Comedy has always been something near and dear to my heart. From my obsession with Abbott and Costello in elementary school, to my constant binge-watching of Netflix stand-up now, comedians have always been people I’ve looked up to. However, not everyone is as passionate about comedy as I am and especially in this day and age, it’s getting harder to be a comedian.
Our country is so polarized both in our politics and our values that it’s difficult to get people with similar ideologies to agree on the most basic of things. Comedy, however, is a medium that can bring people together, and get us to laugh at ourselves, when we truly couldn’t be further apart.

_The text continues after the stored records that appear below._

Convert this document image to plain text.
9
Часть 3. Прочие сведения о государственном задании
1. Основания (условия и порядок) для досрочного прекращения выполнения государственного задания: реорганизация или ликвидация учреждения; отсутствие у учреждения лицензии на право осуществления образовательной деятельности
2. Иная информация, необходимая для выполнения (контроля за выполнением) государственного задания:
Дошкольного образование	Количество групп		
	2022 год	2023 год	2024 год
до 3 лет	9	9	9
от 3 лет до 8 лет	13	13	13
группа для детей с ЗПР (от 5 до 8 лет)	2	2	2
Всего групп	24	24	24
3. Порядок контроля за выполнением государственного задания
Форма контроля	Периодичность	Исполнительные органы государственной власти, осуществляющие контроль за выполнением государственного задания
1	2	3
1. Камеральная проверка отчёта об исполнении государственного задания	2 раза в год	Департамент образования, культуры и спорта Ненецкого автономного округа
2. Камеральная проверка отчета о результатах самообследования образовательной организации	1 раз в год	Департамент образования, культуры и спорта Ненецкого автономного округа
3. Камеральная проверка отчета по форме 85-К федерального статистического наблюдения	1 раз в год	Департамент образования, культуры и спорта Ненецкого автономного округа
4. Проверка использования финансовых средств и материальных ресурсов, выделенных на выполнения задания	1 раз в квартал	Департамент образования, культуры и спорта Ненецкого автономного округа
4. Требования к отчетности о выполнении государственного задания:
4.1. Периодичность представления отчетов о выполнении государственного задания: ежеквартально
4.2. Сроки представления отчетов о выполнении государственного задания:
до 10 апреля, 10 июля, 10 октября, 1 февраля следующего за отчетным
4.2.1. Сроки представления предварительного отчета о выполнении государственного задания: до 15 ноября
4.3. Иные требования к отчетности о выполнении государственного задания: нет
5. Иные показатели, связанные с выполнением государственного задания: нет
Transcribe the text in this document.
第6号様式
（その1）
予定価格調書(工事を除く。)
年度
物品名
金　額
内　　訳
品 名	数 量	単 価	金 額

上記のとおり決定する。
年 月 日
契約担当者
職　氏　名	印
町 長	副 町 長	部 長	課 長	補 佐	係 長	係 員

Not only does comedy bring us together, but it also informs us. Take Saturday Night Live for example. While events portrayed in sketches are nowhere close to accurate, SNL gets the American public interested in politics and paying attention. Nearly every cold open before the 2016 election was political related, and to understand the jokes you had to know about what was happening in politics. Back during the presidential debates, I remember people watching both the debate and the SNL spoof to compare the two. While these motivations aren’t exactly the right ones, it gets people involved in politics and willing to take part in the political conversation and that’s ultimately what we want. We need more passionate, informed voters that know the issues and aren’t simply voting along party lines.
Comedy can boil down the issues in a way that makes sense to the general public and can make them enjoy learning. A Pew Research poll found that viewers of comedy news shows, such as The Daily Show, exhibited higher retention of news facts than those who got their news from newspapers or network stations. I’ve been recently watching comedian Hasan Minhaj’s show Patriot Act on Netflix. The show combines aspects of a stand-up comedy routine with a TED Talk, and one can actually enjoy themselves while learning about something fairly dense and confusing, like the recent news with Jamal Khashoggi and the affirmative action case against Harvard. Minhaj’s humor is helping me learn more about the world than any news station could. His humor is captivating and makes me want to pay attention. As a result, I learn more.
Overall, comedy has the power to changes hearts and minds. It allows us to come together and be a part of something greater than ourselves. Comedy is a necessity in today’s political climate because it can educate us in ways that other things can’t. It can help us step back and just enjoy the present rather than stressing about the future.